Nested Logit and Non-Proportional Patterns of Substitution#
%load_ext autoreload
%autoreload
import arviz as az
import matplotlib.pyplot as plt
import pandas as pd
from pymc_marketing.customer_choice.nested_logit import NestedLogit
from pymc_marketing.paths import data_dir
from pymc_marketing.prior import Prior
az.style.use("arviz-darkgrid")
plt.rcParams["figure.figsize"] = [12, 7]
plt.rcParams["figure.dpi"] = 100
We’ve seen how the Multinomial Logit model suffers from the IIA limitation that leads to implausible counterfactual inferences regarding market behaviour.
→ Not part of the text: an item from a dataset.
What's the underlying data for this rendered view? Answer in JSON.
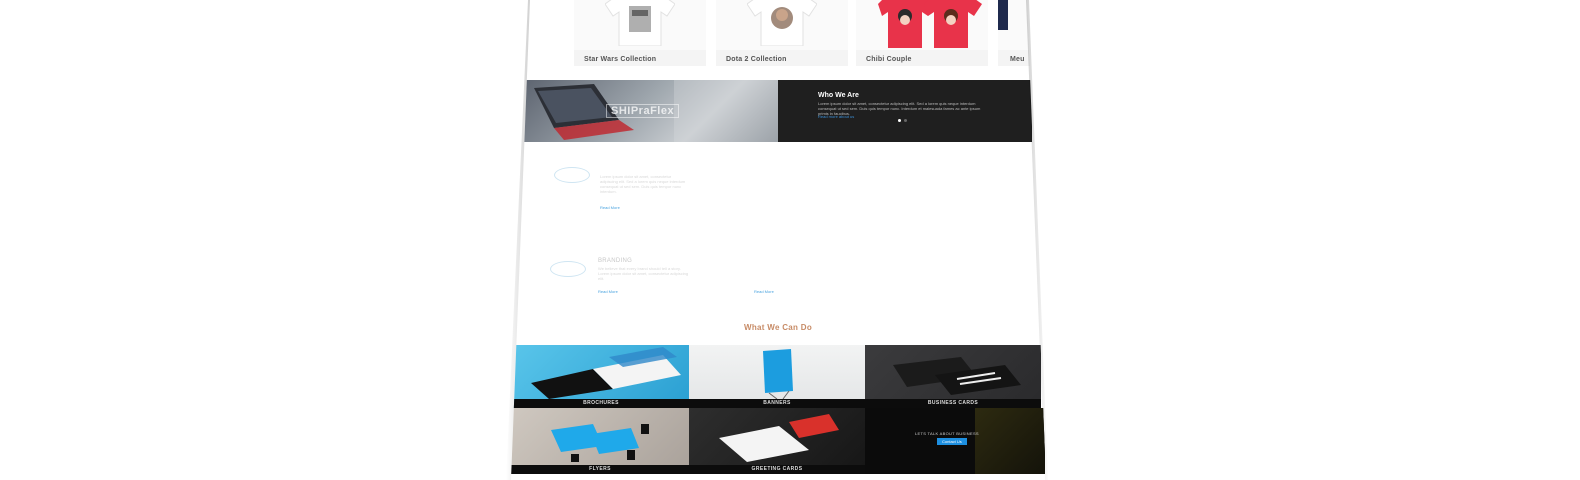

We will show how the nested logit model specification avoids this property by adding more explicit structure to the choice scenarios that are modelled.
In this notebook we will re-use the same heating choice data set seen in the Multinomial Logit example and apply a few different specifications of a nested logit model.
data_path = data_dir / "choice_wide_heating.csv"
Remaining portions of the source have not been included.